Shore Capital analyst, Clive Black, said the ‘temptation to shoplift is likely to grow for some’ as prices rose.
He added: ‘More straitened times bring a greater risk, and in some cases, need, for shoplifting, which is a notable problem for shopkeepers, especially since the police are disinterested participants, despite stores paying extortionate rates.
‘The government shows little real interest in such matters whilst the courts and penal system cannot cope with serious crime never mind more mundane matters such as thieving from a store.
‘It is a symptom of a failed system, sadly. So, within limits, shopkeepers have to try and control matters.’
One Sainsbury’s store, pictured on social media, showed Lindt and Green & Black’s chocolate bars in individual, locked plastic cases, the kind of security precaution usually associated with small electrical goods, mobile phones and other more valuable items.
Andy Cooke, the new policing watchdog, risked the wrath of retailers as he suggested officers should weigh up whether it was best to haul those who steal to eat before the courts
The reported ‘rise’ comes as police officers were told in the last week to use their ‘discretion’ when deciding whether to prosecute shoplifters amid the cost of living crisis.
Andy Cooke, the new policing watchdog, risked the wrath of retailers as he suggested officers should weigh up whether it was best to haul those who steal to eat before the courts.
The Chief Inspectorate of Constabulary warned the rise in cost of living would ‘trigger an increase in crime’.
However, he advised police to use their ‘discretion’ to make sure such matters of law enforcement are ‘dealt with in the best way possible’.
Mr Cooke insisted that he didn’t want to be seen as ‘giving carte blanche for people to go out shoplifting’ or advocating an amnesty for people who commit crimes of poverty.
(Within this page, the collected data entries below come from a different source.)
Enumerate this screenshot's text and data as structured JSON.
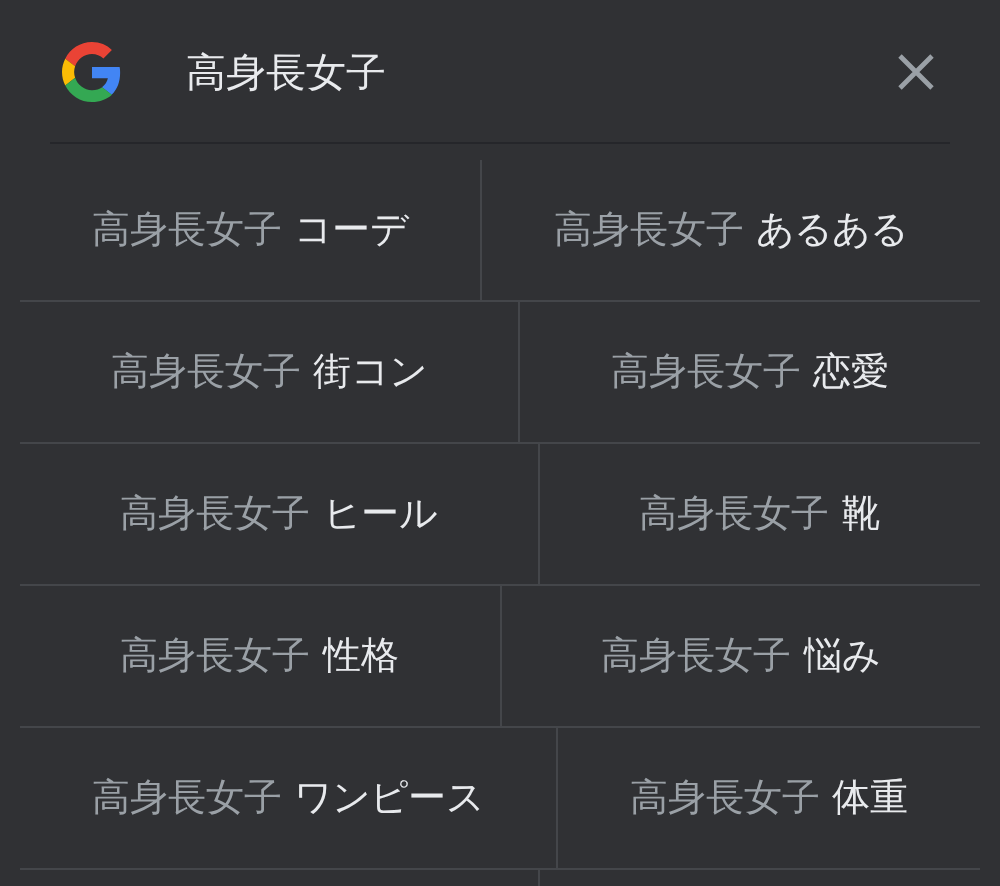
{
  "search": {
    "query": "高身長女子"
  },
  "suggestions": [
    [
      {
        "prefix": "高身長女子",
        "suffix": "コーデ"
      },
      {
        "prefix": "高身長女子",
        "suffix": "あるある"
      }
    ],
    [
      {
        "prefix": "高身長女子",
        "suffix": "街コン"
      },
      {
        "prefix": "高身長女子",
        "suffix": "恋愛"
      }
    ],
    [
      {
        "prefix": "高身長女子",
        "suffix": "ヒール"
      },
      {
        "prefix": "高身長女子",
        "suffix": "靴"
      }
    ],
    [
      {
        "prefix": "高身長女子",
        "suffix": "性格"
      },
      {
        "prefix": "高身長女子",
        "suffix": "悩み"
      }
    ],
    [
      {
        "prefix": "高身長女子",
        "suffix": "ワンピース"
      },
      {
        "prefix": "高身長女子",
        "suffix": "体重"
      }
    ]
  ]
}
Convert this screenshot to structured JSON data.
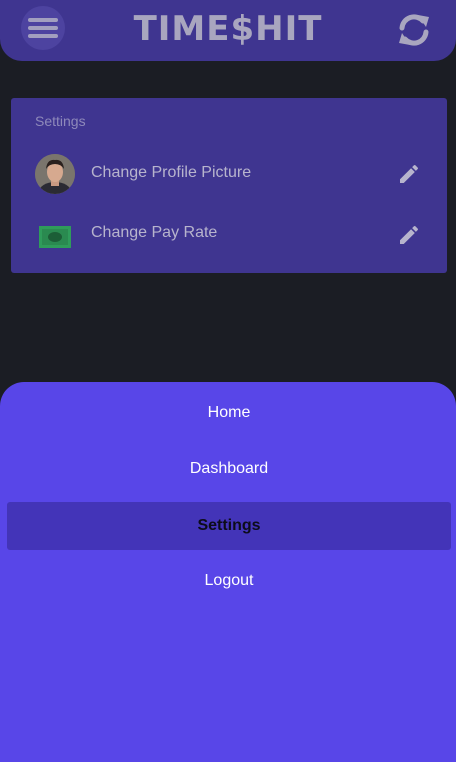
{
  "header": {
    "brand": "TIME$HIT",
    "menu_icon": "hamburger-icon",
    "refresh_icon": "refresh-icon"
  },
  "settings": {
    "title": "Settings",
    "items": [
      {
        "label": "Change Profile Picture",
        "icon": "avatar",
        "action_icon": "pencil-icon"
      },
      {
        "label": "Change Pay Rate",
        "icon": "money-icon",
        "action_icon": "pencil-icon"
      }
    ]
  },
  "nav": {
    "items": [
      {
        "label": "Home",
        "active": false
      },
      {
        "label": "Dashboard",
        "active": false
      },
      {
        "label": "Settings",
        "active": true
      },
      {
        "label": "Logout",
        "active": false
      }
    ]
  },
  "colors": {
    "app_bar": "#3f3590",
    "background": "#1b1d24",
    "drawer": "#5846e8",
    "active_nav": "#4334b8",
    "money_green": "#2f9c5a"
  }
}
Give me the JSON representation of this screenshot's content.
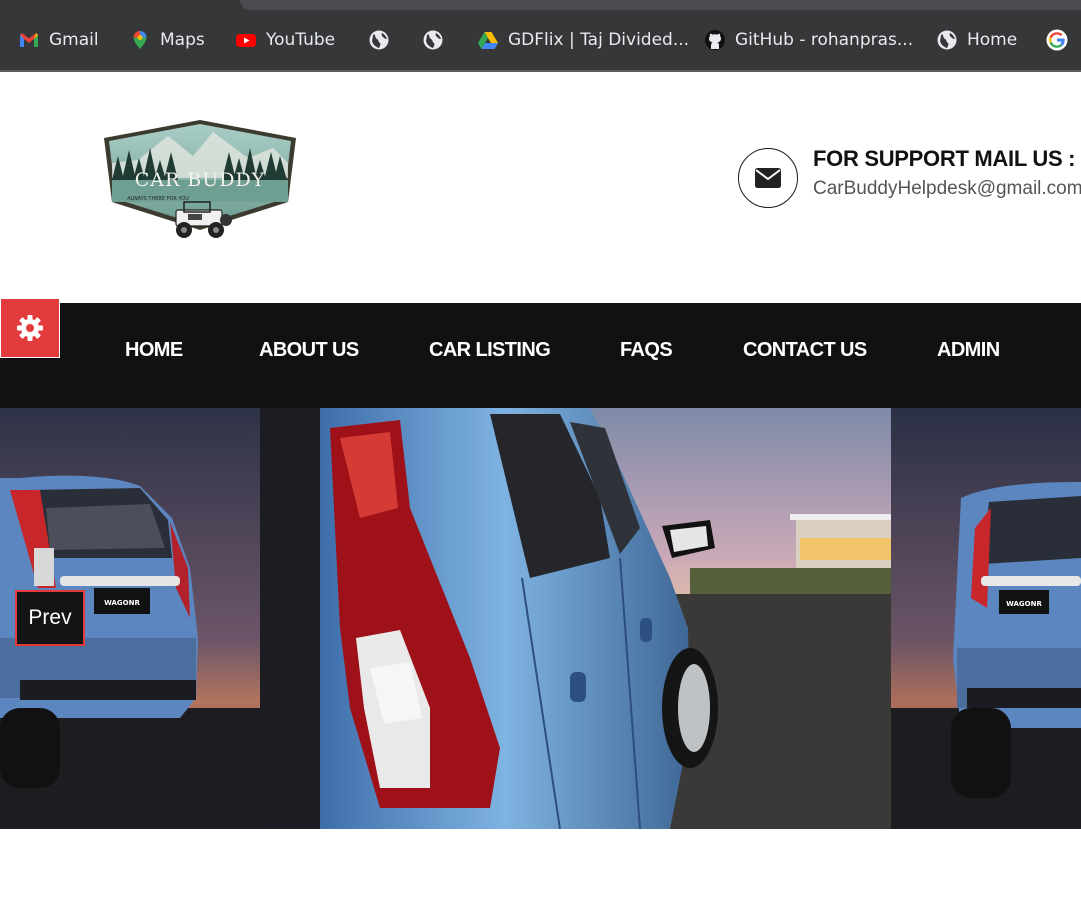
{
  "bookmarks": [
    {
      "label": "Gmail",
      "icon": "gmail-icon"
    },
    {
      "label": "Maps",
      "icon": "maps-icon"
    },
    {
      "label": "YouTube",
      "icon": "youtube-icon"
    },
    {
      "label": "",
      "icon": "globe-icon"
    },
    {
      "label": "",
      "icon": "globe-icon"
    },
    {
      "label": "GDFlix | Taj Divided...",
      "icon": "drive-icon"
    },
    {
      "label": "GitHub - rohanpras...",
      "icon": "github-icon"
    },
    {
      "label": "Home",
      "icon": "globe-icon"
    },
    {
      "label": "",
      "icon": "google-icon"
    }
  ],
  "header": {
    "logo": {
      "title": "CAR BUDDY",
      "tagline": "ALWAYS THERE FOR YOU"
    },
    "support_title": "FOR SUPPORT MAIL US :",
    "support_email": "CarBuddyHelpdesk@gmail.com",
    "support_icon": "envelope-icon"
  },
  "nav": {
    "items": [
      "HOME",
      "ABOUT US",
      "CAR LISTING",
      "FAQS",
      "CONTACT US",
      "ADMIN"
    ],
    "settings_icon": "gear-icon"
  },
  "slider": {
    "prev_label": "Prev",
    "badge_text": "WAGONR"
  },
  "colors": {
    "accent": "#e33b3b",
    "nav_bg": "#111111",
    "bookmarks_bg": "#353739"
  }
}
Nevertheless, his intervention could yet enrage retailers who warn it is ‘irresponsible to suggest that shoplifting should not be treated seriously’.
Mr Cooke, a former Merseyside police chief who took over as head of Her Majesty’s Inspectorate of Constabulary last month, said: ‘The impact of poverty, and the impact of lack of opportunity for people, does lead to an increase in crime.’
He told The Guardian that forces across England and Wales were skilled in dealing with the tensions and dynamics of their communities, adding: ‘What they’ve got to bear in mind is what is the best thing for the community, and that individual, in the way they deal with those issues. And I certainly fully support police officers using their discretion – and they need to use discretion more often.’
Past economic slumps have led to a rise in offences such as theft. Mr Cooke added. ‘It’s one of the great things about being a police officer,’ he said. ‘You’re allowed to make your own decisions in relation to all of these issues. It’s not a new thing.’
His comments echo those of Donna Jones, who leads on serious violence and victims for the Association of Police and Crime Commissioners. Last year she suggested that persistent shoplifters should be spared jail and mooted the idea that retailers could pay for the rehabilitation of drug offenders who steal to feed their habit.
But Tom Ironside of the British Retail Consortium rejected the idea, saying: ‘It is irresponsible to suggest that shop lifting should not be treated seriously. When confronted, shoplifting often results in violence and abuse against retail staff, many of whom are women, and it costs retailers £2.5billion a year, which includes the cost of the actual theft as well as security measures.’
He said last September: ‘The law enforcement response is already poor, with only 6 per cent of the daily 455 incidents of violence and abuse taken to court.’